I am working with DWM3001CDK with multiple initiators (3) and responders (2-5) making up a SS-TWR network. I am using the sample code from DWM3000 as a start point. The setup is such that 1 initiator sends ranging messages to a group of responder addresses (1-10), gets back their responses, and makes way (i.e., waits its turn without transmitting) for another initiator to do the same. I am opening ports to JLink using C++ socket lib.
However, after a varied amount of time(2 minutes to a few hours), at least one of the initiator devices’ ranging values cannot seemingly be retrieved. The stability improves when I add a delay/sleep between the ranging requests to different devices (connected to different ports). The same setup is very stable when running just one initiator. I believe that the above system was created to not have multiple initiators trying to talk to the same responder at the “same” time, but in contrast running ranging asynchronously is able to keep the initiators and their data alive for a longer time. The ranging does freeze momentarily randomly, but is able to recover much easier than in the synchronized calls to get UWB ranges.

Thanks,
Harshal

AndyA · July 26, 2023, 7:51am

How is the synchronisation done? Is it handled at the radio level or by an external controller telling them when to run? If an external controller then how deterministic is it, how much variation between when you want an initiator to start and when it actually sends a radio packet?

Do the radio packets sent in each direction include the initiator ID so that each device can tell who they are for?

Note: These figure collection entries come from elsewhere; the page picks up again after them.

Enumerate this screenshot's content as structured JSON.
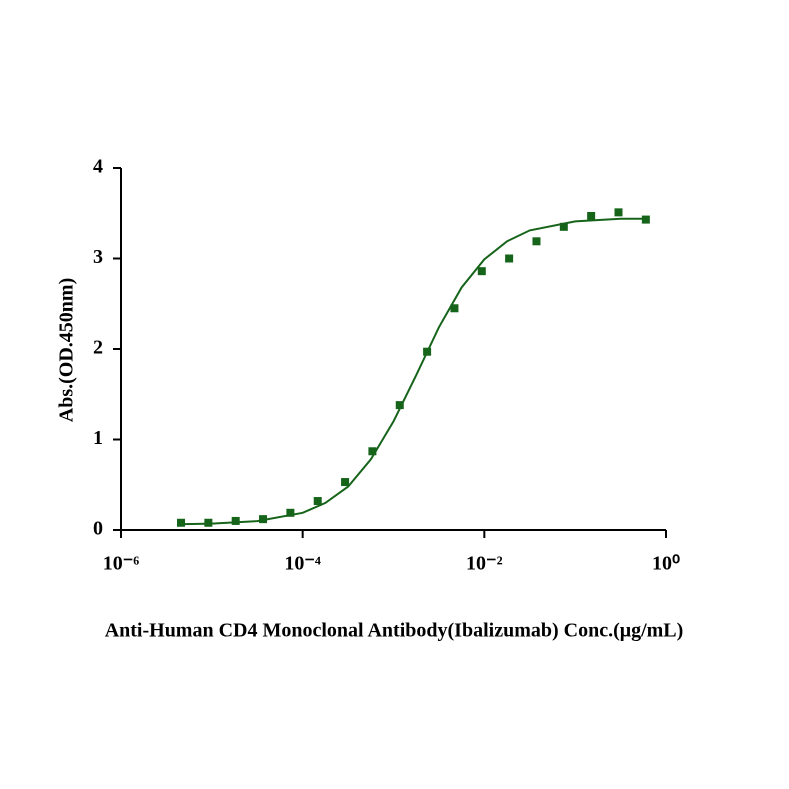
{
  "chart_data": {
    "type": "scatter",
    "xlabel": "Anti-Human CD4 Monoclonal Antibody(Ibalizumab) Conc.(μg/mL)",
    "ylabel": "Abs.(OD.450nm)",
    "xscale": "log",
    "xlim": [
      1e-06,
      1
    ],
    "xticks": [
      {
        "value": 1e-06,
        "label": "10⁻⁶"
      },
      {
        "value": 0.0001,
        "label": "10⁻⁴"
      },
      {
        "value": 0.01,
        "label": "10⁻²"
      },
      {
        "value": 1,
        "label": "10⁰"
      }
    ],
    "ylim": [
      0,
      4
    ],
    "yticks": [
      0,
      1,
      2,
      3,
      4
    ],
    "color": "#16641a",
    "x": [
      4.578e-06,
      9.155e-06,
      1.831e-05,
      3.662e-05,
      7.324e-05,
      0.0001465,
      0.000293,
      0.000586,
      0.001172,
      0.002344,
      0.004688,
      0.009375,
      0.01875,
      0.0375,
      0.075,
      0.15,
      0.3,
      0.6
    ],
    "values": [
      0.08,
      0.08,
      0.1,
      0.12,
      0.19,
      0.32,
      0.53,
      0.87,
      1.38,
      1.97,
      2.45,
      2.86,
      3.0,
      3.19,
      3.35,
      3.47,
      3.51,
      3.43
    ],
    "fit": {
      "x": [
        5.012e-06,
        1e-05,
        3.162e-05,
        0.0001,
        0.0001778,
        0.0003162,
        0.0005623,
        0.001,
        0.001778,
        0.003162,
        0.005623,
        0.01,
        0.01778,
        0.03162,
        0.1,
        0.3162,
        0.631
      ],
      "values": [
        0.065,
        0.071,
        0.098,
        0.19,
        0.3,
        0.48,
        0.78,
        1.2,
        1.71,
        2.24,
        2.68,
        2.99,
        3.19,
        3.31,
        3.41,
        3.44,
        3.44
      ]
    }
  }
}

Ideally you’d design a system that fails gracefully and recovers, so if things do talk at the same time nothing crashes and things automatically re-synchronise and don’t clash next time around.

Harshal · July 26, 2023, 2:56pm

Hi AndyA,

An external controller sends the trigger over network (ethernet/WiFi) to trigger each of the units connected to different RaspberryPis. Since this can get pretty undeterministic, the external controller accepts ‘no ranging data’ in case of lost packets but otherwise I would have thought that the command and trigger time difference shouldn’t play a role, perhaps wrongly(?).

The packets in each direction include initiator and responder IDs to selectively filter responses. Each sensor unit has a unique ID as well. I should clarify here that the initiator is issuing a lot of redundant ranging requests (one for each responder existing = 5-10), although this is temporary. I might be using up more air time and working on lower frequency, but would that be a overloading it?

The idea of the external controller was intended for the exact same reason, i.e., to serialize the ranging requests, so regardless of the network variability, a response would be received or lost.

Thanks for your input and patience!

AndyA · July 26, 2023, 4:03pm

Given the delays on wifi at times unless you are leaving some fairly large guard periods between units (which will mess with your maximum measurement rate) there is a real risk of overlaps with that approach.
Just for reference the approach I took was that each initiator is allocated a portion of the airtime. They all know the order in which to transmit, all packets include where we are in that order.
Each unit listens for a while on startup. If it hears another initiator then it calculates where that unit is in the time sequence and how long until its turn. If after a while it’s not heard anything it just goes ahead whenever it wants.
All the time between it’s turns all initiators are listening and refining their estimate of when their next turn starts.
This way assuming you can keep their configuration up to date it’s possible to get very tight time synchronisation with very minimal risk of overlap. If there is a collision it normally sorts itself out in a cycle or two.
Assuming everything is within range I normally see a measurement success rate of 99% or more with minimal down time, my total measurement rate for multiple devices is the same as for a single device.

Harshal · July 27, 2023, 6:20am

I see what you mean. I will check with the improvements I can get with this approach instead. Thank you for the guidance!